Test grid here: https://testgrid.k8s.io/redhat-openshift-ocp-release-4.2-informing#canary-openshift-ocp-installer-e2e-gcp-4.2

Based on the pattern, I wonder if we're seeing an ingress problem.  Please reach out if you find strong evidence that cluster ingress is failing.  the OAuth server failure looks that way.

--- Additional comment from Frederic Branczyk on 2019-09-26 13:37:10 UTC ---

I checked the Prometheus dump and it seems these two metrics are the ones that are not found: https://github.com/openshift/origin/blob/4b9f648354a2dcb2832e3765caa571028f99ce00/test/extended/prometheus/prometheus.go#L286-L287

We didn't write these tests (and I'd personally prefer if they were in the component's test suite not this one as as this example shows the ownership is unclear). Moving to routing component.

Comment 1 Dan Mace 2019-10-23 14:26:16 UTC
CI search and test grid data don't seem to indicate this is happening often enough to warrant our attention. If it recurs, we can open another bug.

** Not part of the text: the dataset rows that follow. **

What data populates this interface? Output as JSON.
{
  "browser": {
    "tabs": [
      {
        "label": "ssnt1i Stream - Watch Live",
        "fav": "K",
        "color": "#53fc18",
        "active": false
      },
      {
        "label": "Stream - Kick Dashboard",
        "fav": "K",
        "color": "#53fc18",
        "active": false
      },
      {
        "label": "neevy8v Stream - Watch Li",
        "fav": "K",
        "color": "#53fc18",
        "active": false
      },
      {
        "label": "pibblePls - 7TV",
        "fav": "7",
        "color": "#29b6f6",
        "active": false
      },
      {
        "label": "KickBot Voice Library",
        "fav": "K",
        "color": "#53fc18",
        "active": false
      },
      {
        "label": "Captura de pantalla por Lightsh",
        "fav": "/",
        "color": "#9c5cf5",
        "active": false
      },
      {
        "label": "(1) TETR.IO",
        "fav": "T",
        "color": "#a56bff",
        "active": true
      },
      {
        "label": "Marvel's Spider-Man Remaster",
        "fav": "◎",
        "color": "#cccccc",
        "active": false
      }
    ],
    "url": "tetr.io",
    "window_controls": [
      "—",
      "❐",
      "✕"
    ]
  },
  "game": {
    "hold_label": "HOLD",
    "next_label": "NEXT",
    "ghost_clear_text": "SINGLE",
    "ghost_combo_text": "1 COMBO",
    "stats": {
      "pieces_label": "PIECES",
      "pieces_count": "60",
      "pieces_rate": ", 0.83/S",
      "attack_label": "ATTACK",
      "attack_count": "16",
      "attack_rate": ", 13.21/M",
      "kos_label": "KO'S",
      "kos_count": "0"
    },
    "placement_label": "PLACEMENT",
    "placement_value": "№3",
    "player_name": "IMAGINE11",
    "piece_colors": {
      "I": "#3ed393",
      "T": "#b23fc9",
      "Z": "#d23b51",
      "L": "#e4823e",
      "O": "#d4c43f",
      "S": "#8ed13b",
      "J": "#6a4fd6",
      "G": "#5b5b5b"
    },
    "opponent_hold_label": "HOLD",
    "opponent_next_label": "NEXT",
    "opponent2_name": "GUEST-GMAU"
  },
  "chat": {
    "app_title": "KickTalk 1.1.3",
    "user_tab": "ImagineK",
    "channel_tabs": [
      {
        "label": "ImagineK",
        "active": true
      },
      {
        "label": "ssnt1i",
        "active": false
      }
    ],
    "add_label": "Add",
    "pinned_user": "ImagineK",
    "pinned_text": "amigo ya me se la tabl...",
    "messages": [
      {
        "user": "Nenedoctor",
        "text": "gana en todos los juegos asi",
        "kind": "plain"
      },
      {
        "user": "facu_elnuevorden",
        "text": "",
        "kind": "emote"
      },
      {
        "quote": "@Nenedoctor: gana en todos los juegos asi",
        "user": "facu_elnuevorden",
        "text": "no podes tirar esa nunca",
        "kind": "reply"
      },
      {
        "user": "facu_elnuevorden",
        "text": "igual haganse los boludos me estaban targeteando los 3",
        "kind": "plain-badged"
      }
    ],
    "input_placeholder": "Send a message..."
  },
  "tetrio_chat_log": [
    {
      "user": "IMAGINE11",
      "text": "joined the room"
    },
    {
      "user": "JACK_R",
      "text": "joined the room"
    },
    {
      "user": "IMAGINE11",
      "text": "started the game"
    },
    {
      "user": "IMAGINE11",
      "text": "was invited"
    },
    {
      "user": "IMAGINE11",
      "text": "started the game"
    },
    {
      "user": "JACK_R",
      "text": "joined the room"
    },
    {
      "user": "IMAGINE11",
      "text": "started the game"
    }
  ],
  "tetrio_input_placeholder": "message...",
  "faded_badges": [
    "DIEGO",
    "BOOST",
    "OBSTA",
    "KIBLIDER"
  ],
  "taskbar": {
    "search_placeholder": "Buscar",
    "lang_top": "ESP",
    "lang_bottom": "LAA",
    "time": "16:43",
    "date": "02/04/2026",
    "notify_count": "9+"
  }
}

Comment 5 errata-xmlrpc 2019-11-19 13:49:01 UTC
Since the problem described in this bug report should be
resolved in a recent advisory, it has been closed with a
resolution of ERRATA.

For information on the advisory, and where to find the updated
files, follow the link below.

If the solution does not work for you, open a new bug report.

https://access.redhat.com/errata/RHBA-2019:3869